Sayın Başkan, değerli milletvekilleri; üzerinde tartıştığımız üniversitelerin ayrışması, çoğalması, yeniden kurulmasına dair yaklaşımlar elbette ki iyiyi, güzeli, doğruyu, hakikati arama noktasında olumlu karşılamak istediğimiz hususlardır. Zira bu konuda "üniversite" kavramını tanımlarken evrensel anlamda üniversitenin farklılıkların birlikteliğinin, ortak etik değerler etrafında bir arada yaşama kültürüyle hakikati arama yeri olduğu hususunda ortak bir kanaat vardır. Üniversite sadece bilginin nakledilmiş olduğu, öğretildiği yerler değil, ilmin peşine düşen, ilim arayışında olan, hakikat peşinde olan insanların iş alanı değil, yaşam alanlarıdır. Üniversite hocasını tanımlarken üniversite hocası yaptığı iş karşılığında maaş alan insan değil, yapacağı işi daha iyi yapabilmek için ona maaş verilen insan olabilmeli ve üniversiteler bizim şu an tartıştığımız biçimde bürokratik anlamdaki tasniflerden çok, bilimsel anlamda yapılacak iş ve eylemlerle gündeme gelebilmeli. Bunu arzu ediyoruz.
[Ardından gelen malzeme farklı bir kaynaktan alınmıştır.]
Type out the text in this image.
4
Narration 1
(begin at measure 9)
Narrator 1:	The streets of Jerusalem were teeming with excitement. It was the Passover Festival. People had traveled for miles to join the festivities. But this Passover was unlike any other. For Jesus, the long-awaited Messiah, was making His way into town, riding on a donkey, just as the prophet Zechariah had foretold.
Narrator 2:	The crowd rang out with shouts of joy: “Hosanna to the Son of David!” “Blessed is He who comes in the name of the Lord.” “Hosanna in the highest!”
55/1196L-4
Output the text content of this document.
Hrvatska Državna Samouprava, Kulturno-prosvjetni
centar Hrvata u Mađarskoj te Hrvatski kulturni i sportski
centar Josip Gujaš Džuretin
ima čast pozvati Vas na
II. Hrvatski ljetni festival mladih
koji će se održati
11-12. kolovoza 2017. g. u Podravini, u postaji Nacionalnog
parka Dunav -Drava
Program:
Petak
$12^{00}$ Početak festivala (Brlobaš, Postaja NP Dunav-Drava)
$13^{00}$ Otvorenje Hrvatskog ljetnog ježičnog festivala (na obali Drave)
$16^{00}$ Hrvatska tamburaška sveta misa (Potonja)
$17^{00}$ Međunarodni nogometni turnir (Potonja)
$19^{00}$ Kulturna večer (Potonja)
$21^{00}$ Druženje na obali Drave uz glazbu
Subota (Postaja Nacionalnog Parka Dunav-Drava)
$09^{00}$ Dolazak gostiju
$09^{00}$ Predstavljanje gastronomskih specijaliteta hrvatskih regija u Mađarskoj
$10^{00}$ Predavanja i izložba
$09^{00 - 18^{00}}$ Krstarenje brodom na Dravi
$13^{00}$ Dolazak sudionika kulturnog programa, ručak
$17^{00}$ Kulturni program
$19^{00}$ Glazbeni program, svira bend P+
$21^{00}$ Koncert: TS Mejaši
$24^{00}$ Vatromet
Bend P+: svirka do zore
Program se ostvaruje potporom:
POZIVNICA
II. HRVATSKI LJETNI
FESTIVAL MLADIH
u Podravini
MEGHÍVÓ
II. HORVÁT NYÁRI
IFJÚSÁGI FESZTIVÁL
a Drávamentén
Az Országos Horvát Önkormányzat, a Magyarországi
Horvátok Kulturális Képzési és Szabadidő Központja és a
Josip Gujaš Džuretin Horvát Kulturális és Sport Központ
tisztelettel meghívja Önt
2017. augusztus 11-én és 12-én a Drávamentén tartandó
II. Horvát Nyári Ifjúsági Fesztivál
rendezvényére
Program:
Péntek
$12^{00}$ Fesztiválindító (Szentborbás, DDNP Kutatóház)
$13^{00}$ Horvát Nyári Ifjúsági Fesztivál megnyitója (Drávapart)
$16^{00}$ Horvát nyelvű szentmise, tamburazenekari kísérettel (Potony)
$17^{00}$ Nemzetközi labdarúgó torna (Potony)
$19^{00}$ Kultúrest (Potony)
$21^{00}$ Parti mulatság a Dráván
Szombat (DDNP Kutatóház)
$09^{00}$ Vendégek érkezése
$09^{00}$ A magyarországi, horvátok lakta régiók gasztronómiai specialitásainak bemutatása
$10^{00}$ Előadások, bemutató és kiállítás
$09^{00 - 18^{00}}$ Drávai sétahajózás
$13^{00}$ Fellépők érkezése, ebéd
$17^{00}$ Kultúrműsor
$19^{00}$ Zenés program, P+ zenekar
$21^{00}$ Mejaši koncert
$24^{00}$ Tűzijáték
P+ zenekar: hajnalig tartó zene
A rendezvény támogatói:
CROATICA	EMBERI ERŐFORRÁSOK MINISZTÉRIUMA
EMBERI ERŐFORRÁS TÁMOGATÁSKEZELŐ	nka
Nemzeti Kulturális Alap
İnanıyoruz ki bu konuda İslam dünyasına Doğu'nun, özellikle Maveraünnehir Vadisi'nde başlayan Türk-İslam medeniyetinin katmış olduğu bu anlayışın, bu hakikati arama anlayışının neticesinde doğduğunu, kurulacak yeni üniversiteler de kendi gerçeklikleri üzerinde görebilirler.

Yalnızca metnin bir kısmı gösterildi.